On her journey she encounters Slovakia’s stunning snow-capped peaks, Hungary’s Great Plain and its distinctive cowboys, the majesty of Vienna and Budapest, the raw beauty of Transylvania and unique wilderness that is the Danube Delta. She also meets the Vienna Boys Choir, Eurovision winner Conchita Wurst and visits a Granny Cafe, set up to help combat loneliness for the elderly.
Joanna says: “I met a coven of witches who were also Romani travellers. They did this great ceremony with masses of candles, the camera boys nearly died from the heat. And I can’t forget the brewing nuns. When I asked the sister if she thought God would approve of alcohol, she said ‘I think God wants us to be happy and alcohol makes us happy’. That was the sweetest answer I’ve ever heard.”
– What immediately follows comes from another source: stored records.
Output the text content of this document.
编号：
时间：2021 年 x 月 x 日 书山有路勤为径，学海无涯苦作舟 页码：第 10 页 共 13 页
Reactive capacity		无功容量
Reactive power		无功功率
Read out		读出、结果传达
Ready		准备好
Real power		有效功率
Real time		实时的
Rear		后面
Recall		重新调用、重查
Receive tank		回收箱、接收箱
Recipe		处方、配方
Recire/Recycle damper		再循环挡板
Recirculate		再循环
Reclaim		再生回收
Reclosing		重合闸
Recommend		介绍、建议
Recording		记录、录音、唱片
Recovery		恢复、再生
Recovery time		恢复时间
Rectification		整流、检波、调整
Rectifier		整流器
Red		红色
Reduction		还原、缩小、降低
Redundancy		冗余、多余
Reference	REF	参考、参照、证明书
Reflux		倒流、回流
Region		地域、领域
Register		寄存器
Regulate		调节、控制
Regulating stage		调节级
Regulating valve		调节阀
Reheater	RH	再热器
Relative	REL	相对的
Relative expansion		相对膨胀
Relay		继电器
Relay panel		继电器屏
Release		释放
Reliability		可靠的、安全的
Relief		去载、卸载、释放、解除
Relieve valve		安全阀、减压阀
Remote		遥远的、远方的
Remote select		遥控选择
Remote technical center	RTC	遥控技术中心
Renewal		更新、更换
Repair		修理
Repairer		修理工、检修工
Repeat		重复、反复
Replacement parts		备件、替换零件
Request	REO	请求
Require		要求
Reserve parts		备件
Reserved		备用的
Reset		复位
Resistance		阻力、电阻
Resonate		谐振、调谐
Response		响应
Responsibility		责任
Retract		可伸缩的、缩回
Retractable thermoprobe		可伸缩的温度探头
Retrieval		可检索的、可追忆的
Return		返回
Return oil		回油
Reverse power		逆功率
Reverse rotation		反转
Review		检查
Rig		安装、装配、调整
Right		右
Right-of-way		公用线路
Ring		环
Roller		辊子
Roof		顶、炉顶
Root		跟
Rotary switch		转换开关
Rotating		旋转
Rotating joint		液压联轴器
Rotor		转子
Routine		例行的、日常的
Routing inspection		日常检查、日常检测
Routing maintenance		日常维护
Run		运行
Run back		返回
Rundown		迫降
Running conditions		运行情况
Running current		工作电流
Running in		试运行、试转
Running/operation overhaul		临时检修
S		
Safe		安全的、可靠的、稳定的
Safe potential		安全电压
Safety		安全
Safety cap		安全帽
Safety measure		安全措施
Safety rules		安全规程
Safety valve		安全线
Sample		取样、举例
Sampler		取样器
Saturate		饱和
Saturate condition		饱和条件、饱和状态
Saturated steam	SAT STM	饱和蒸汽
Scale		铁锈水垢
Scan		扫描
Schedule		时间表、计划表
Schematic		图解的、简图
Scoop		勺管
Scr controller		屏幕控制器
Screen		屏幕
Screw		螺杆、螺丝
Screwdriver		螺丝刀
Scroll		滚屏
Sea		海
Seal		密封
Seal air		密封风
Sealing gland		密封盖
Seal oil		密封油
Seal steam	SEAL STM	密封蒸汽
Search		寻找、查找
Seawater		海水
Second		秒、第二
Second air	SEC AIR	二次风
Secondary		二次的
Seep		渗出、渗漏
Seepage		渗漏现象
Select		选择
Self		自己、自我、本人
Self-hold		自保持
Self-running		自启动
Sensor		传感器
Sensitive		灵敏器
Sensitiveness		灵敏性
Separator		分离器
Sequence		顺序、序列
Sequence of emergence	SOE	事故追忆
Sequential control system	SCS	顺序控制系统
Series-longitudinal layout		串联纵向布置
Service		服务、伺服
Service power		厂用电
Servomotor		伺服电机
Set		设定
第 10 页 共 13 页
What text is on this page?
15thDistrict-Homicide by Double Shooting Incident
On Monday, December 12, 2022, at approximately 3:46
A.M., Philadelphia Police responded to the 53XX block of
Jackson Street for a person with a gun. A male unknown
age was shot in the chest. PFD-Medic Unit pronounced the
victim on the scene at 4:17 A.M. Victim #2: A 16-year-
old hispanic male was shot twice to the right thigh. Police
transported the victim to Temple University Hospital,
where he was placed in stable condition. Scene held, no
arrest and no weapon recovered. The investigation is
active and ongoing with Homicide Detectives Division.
HIDDEN TREASURES OF THE NATIONAL TRUST, BBC2, 9pm
A risqué statue of a Georgian playboy’s mistress needs a beauty session as the experts restore more treasures at stately homes. The life-size plaster statue shows a naked Italian ballet dancer lying in a seductive pose. The piece was commissioned by the ballerina’s lover John Frederick Sackville, 3rd Duke of Dorset, and lay in pride of place at Knole House in Kent for years before being banished to the attics after he married someone else. Now she’s back on display and conservator Ana Logreira is attempting to restore her legendary looks.
In another family story at the Lake District farmhouse, Townend, there’s a hugely valuable archive covering 400 years of Cumbrian history. Now a key part of the archive needs saving: a bound volume of letters from Ben Browne, who went to seek his fortune in London in the 18th century and wrote home to his family. House manager Emma Wright reads them and discovers family drama worthy of any soap opera.
Cain struggles to digest the information that Nate never made it to the Shetland isles. John does his best to convince Belle that Nate doesn’t want to be found and prevents her from calling the police to report Nate as a missing person. Belle reluctantly agrees not to get the police involved. Sarah feels sad and isolated as she awaits the results of her biopsy. Mack and Ross realise they don’t have enough cannabis plants so Mack devises an alternative scheme.
CORONATION STREET, ITV1, 8pm
Bernie tells Mick that if he thinks he can use her as a bargaining chip, he’s mistaken as Kit doesn’t care about her. Mick gets Kit on the phone and summons him, making it clear he’s to come alone. When Lisa takes a call from Jess from the hospital, she’s desperate for any news on Craig. Tim, Sally, Gemma and Chesney rake over the horrors of the day. With Tim still looking after Shanice and Joanie, what has happened to Lou?